Talabat reported a mixed performance in the first quarter of 2026. Net income fell even as revenue and order activity continued to grow. Demand stayed strong across key markets, but profitability came under pressure during the period.
Net income stood at $87 million, down 18% year-on-year, and revenue rose 23% to $1 billion. The GMV-to-revenue conversion ratio came in at 39%. Gross merchandise value increased 19% to $2.7 billion. Growth was driven by higher-order volumes and stronger customer acquisition across the platform.
GCC GMV grew 12% to $2.1 billion. Non-GCC markets rose faster with a 52% jump to $563 million. The company linked this performance to stronger seasonal demand during Ramadan and Eid. Multi-vertical services also supported higher platform usage.

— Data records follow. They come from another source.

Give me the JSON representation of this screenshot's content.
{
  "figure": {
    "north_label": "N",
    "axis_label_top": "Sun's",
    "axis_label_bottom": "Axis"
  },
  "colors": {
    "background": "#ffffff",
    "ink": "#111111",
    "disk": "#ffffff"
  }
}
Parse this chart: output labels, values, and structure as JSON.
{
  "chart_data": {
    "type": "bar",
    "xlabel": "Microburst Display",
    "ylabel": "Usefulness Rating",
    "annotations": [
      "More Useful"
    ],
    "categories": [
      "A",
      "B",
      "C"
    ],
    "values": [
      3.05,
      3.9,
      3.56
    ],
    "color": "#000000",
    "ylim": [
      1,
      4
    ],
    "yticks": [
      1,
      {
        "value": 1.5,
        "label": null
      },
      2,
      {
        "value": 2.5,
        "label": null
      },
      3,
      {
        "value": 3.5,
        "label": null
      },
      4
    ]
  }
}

Talabat operations were impacted by a volatile environment linked to regional conflict and uncertainty. This led to work-from-home setups and distance learning in several markets.
CEO Toon Gyssels said, “During the quarter, our teams operated in a dynamic environment of heightened uncertainty and remained focused on what matters most: ensuring continuity of service while prioritizing the safety of our people, riders, and partners. This is where the resilience of our operating model and the dedication of our teams truly stand out.”
The company invested nearly $25 million during the quarter across operations, capital expenditure, and leasing. Marketing and pricing spend was moderated by stronger demand and reduced competition pressure.
Talabat raised its full-year net income guidance to $300 million–$330 million. GMV growth outlook remains at 11%–14%, while revenue growth is projected at 14%–17%. Adjusted EBITDA is expected to be between $510 million and $540 million, and free cash flow is forecast at $370 million–$400 million.
The results highlight a clear gap between revenue growth and profit performance. Demand remains strong across all regions, supported by seasonal activity and rising digital adoption. However, higher costs and ongoing investments continue to weigh on earnings, showing pressure on margins despite steady expansion.